DI: What personally inspired you to do HERstory?

CJM: The idea for HERstory is both the continuation of my own practice. I do work with religion, most recently, bringing my own feminist ideas into it, as well, but the idea from HERstory came from some readings about spiritual feminism… I wanted to connect that to this work and kind of bring it up.

DI: Why did you choose the Virgin Mary as the main focus of HERstory?

CJM: HERstory, kind of referencing history and her story, like where did she go? The big icon, the Virgin Mary, who’s represented in the work kind of symbolizes one of the few remaining — the few identified — that’s still around, but yet she’s still stripped of all of her agency. Her story continues because of the story of Jesus. We don’t know much about what she did or who she was. Those sorts of things are completely stripped away in imagery and retelling. I wanted to kind of point to the collection of histories that stem into what informs how she became in religion — where she kind of comes from — and show the depth that religious history has that maybe has been lost to, I think, our detriment.

DI: Why did you choose to duplicate the images?

CJM: It’s screen printed. It’s from the same source, and a part of that was because of the time limit. I had to make work fast. And part of it was because it’s almost political. I found that when I was looking at the work, it looked like a propaganda poster lined-up in bright colors and white; graphic.

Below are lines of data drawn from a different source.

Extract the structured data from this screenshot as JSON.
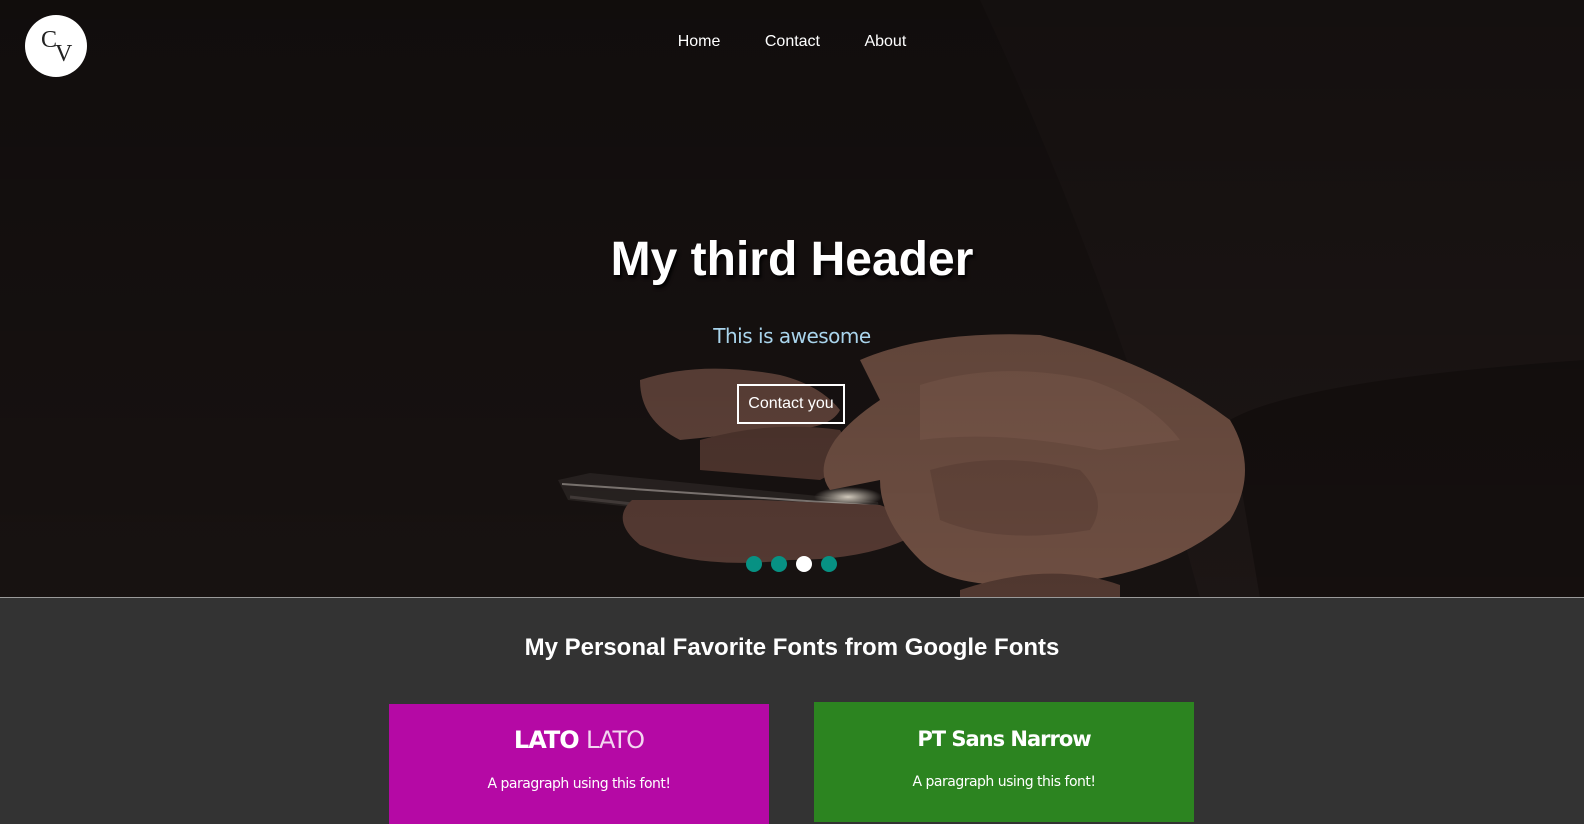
{
  "logo": {
    "letter_top": "C",
    "letter_bottom": "V"
  },
  "nav": {
    "items": [
      {
        "label": "Home"
      },
      {
        "label": "Contact"
      },
      {
        "label": "About"
      }
    ]
  },
  "hero": {
    "title": "My third Header",
    "subtitle": "This is awesome",
    "cta_label": "Contact you",
    "slides_total": 4,
    "active_slide": 3
  },
  "fonts_section": {
    "title": "My Personal Favorite Fonts from Google Fonts",
    "cards": [
      {
        "title_bold": "LATO",
        "title_light": "LATO",
        "text": "A paragraph using this font!",
        "color": "#b509a5"
      },
      {
        "title": "PT Sans Narrow",
        "text": "A paragraph using this font!",
        "color": "#2c8420"
      }
    ]
  },
  "colors": {
    "dot": "#079183",
    "dot_active": "#ffffff",
    "subtitle": "#a9d4ec",
    "section_bg": "#333333"
  }
}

It kind of starts to look political, which is something very present in what I’m trying to say.

DI: What’s one thing you want people to take away from HERstory?

CJM: I want people to come open and leave open. If I could make that so, that would be what I think I’d want. I try not to think dogmatically about my work … so I want people to maybe be open, to come to it and realize some things about the way that maybe their religion or other religions are and the way that they intersect and feed into the way we are as people and to be more open and to be more inclusive.